Autoimmune haemolytic anaemia:

• Glucocorticoids (prednisolone 1 mg/kg/day) — first line; effective in 70–80% of warm-antibody AIHA
• For resistance or relapse: rituximab (anti-CD20), splenectomy
• Red cell transfusion — for life-threatening severe anaemia, with awareness of cross-match difficulties

Hereditary spherocytosis:

• Mild forms: monitoring, folic acid supplementation
• Severe forms: splenectomy — eliminates haemolysis radically (though the membrane defect persists)
• Pre-splenectomy vaccination: pneumococcal, meningococcal, Haemophilus influenzae

G6PD deficiency:

• No specific treatment — avoid oxidative triggers (fava beans, implicated drugs)
• During acute crisis: fluid therapy, transfusions for severe anaemia

Sickle cell anaemia:

• Hydroxycarbamide (hydroxyurea) — reduces frequency of pain crises
• Bone marrow transplantation — the only curative option
• Gene therapy — in clinical trials with promising early results

For all forms: folic acid 1 mg/day (accelerated erythropoiesis depletes folate); caution with iron supplementation — haemolysis can cause iron accumulation, and supplementing without confirmed deficiency may worsen iron overload.

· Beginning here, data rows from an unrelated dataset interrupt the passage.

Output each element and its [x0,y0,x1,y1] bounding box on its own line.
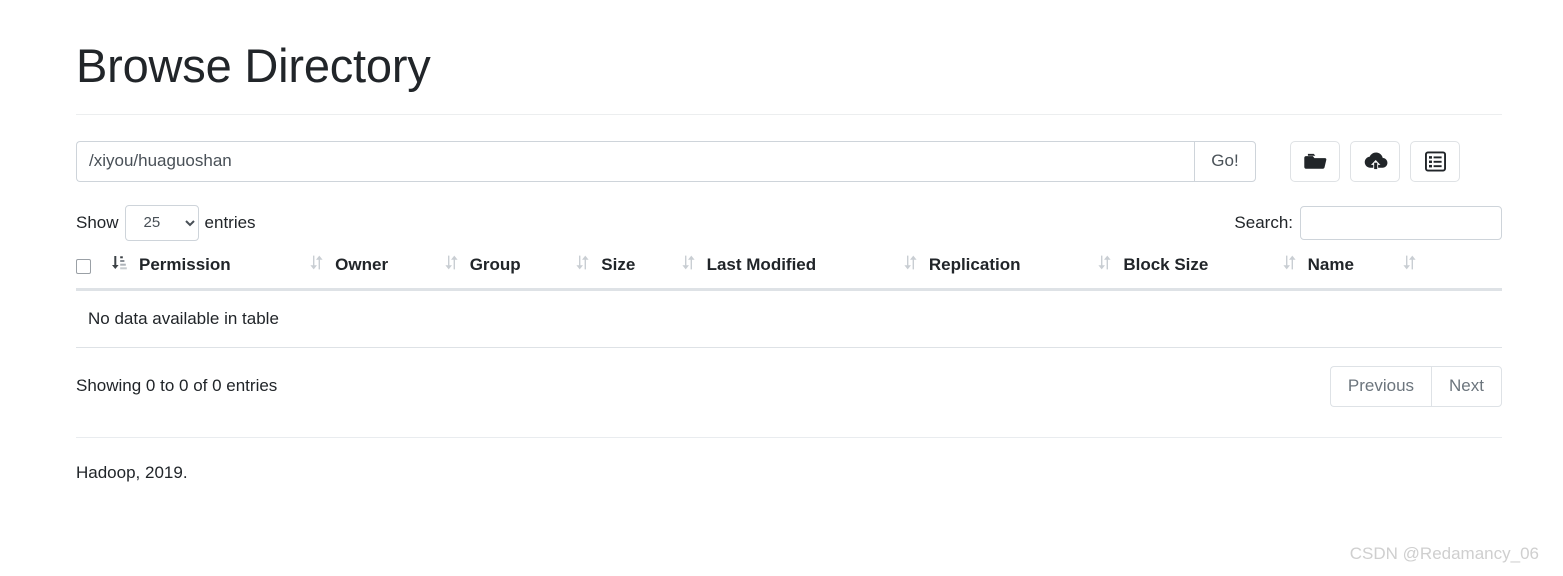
table-length-control: Show 25 entries [76,204,256,241]
column-header-size[interactable]: Size [575,247,681,291]
sort-both-icon [444,254,458,276]
browse-directory-page: Browse Directory Go! [0,0,1563,576]
list-alt-button[interactable] [1410,140,1460,182]
sort-desc-icon [110,254,127,276]
sort-both-icon [575,254,589,276]
sort-both-icon [1402,254,1416,276]
sort-both-icon [1097,254,1111,276]
table-info: Showing 0 to 0 of 0 entries [76,376,278,396]
toolbar-icon-group [1290,140,1460,182]
sort-both-icon [309,254,323,276]
list-alt-icon [1424,151,1446,172]
page-container: Browse Directory Go! [76,0,1502,483]
files-table-head: Permission Owner Group Size Last Modifie… [76,247,1502,291]
page-title: Browse Directory [76,39,431,92]
next-page-button[interactable]: Next [1431,365,1502,407]
footer-divider [76,436,1502,438]
entries-label: entries [204,212,256,232]
path-input-group: Go! [76,140,1256,182]
column-header-label: Block Size [1123,254,1209,274]
select-all-checkbox[interactable] [76,258,91,274]
show-label: Show [76,212,119,232]
column-header-select-all[interactable] [76,247,110,291]
go-button[interactable]: Go! [1194,140,1256,182]
column-header-replication[interactable]: Replication [902,247,1098,291]
sort-both-icon [903,254,917,276]
column-header-label: Permission [139,254,231,274]
column-header-last-modified[interactable]: Last Modified [680,247,903,291]
files-table: Permission Owner Group Size Last Modifie… [76,247,1502,348]
table-pagination: Previous Next [1329,365,1502,407]
table-empty-row: No data available in table [76,289,1502,348]
page-length-select[interactable]: 25 [124,204,199,241]
column-header-name[interactable]: Name [1281,247,1502,291]
table-controls-row: Show 25 entries Search: [76,204,1502,242]
column-header-label: Last Modified [706,254,817,274]
upload-file-button[interactable] [1350,140,1400,182]
column-header-label: Replication [928,254,1021,274]
watermark: CSDN @Redamancy_06 [1349,544,1539,563]
files-table-body: No data available in table [76,289,1502,348]
column-header-label: Name [1307,254,1354,274]
table-empty-message: No data available in table [76,289,1502,348]
search-input[interactable] [1300,205,1502,240]
column-header-group[interactable]: Group [443,247,576,291]
column-header-owner[interactable]: Owner [309,247,444,291]
footer-text: Hadoop, 2019. [76,462,188,482]
table-search-control: Search: [1234,205,1502,240]
column-header-label: Size [601,254,636,274]
search-label: Search: [1234,212,1293,232]
column-header-permission[interactable]: Permission [110,247,310,291]
previous-page-button[interactable]: Previous [1329,365,1432,407]
directory-path-input[interactable] [76,140,1194,182]
path-bar-row: Go! [76,140,1502,182]
title-divider [76,113,1502,115]
sort-both-icon [1282,254,1296,276]
open-folder-icon [1303,152,1327,171]
column-header-label: Owner [335,254,389,274]
cloud-upload-icon [1363,151,1388,171]
open-folder-button[interactable] [1290,140,1340,182]
files-table-header-row: Permission Owner Group Size Last Modifie… [76,247,1502,291]
column-header-label: Group [469,254,521,274]
table-footer: Showing 0 to 0 of 0 entries Previous Nex… [76,365,1502,407]
sort-both-icon [681,254,695,276]
column-header-block-size[interactable]: Block Size [1097,247,1282,291]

When to Seek Urgent Medical Attention

• Sudden severe weakness, pallor, dark urine — acute haemolytic crisis; call emergency services immediately
• Jaundice + reduced urine output — risk of acute kidney injury
• Chest pain or dyspnoea in sickle cell anaemia — acute chest syndrome; emergency hospitalisation
• Newly discovered anaemia with reticulocytosis and jaundice — haematology referral within days

This article is for informational purposes only and does not replace consultation with a qualified haematologist.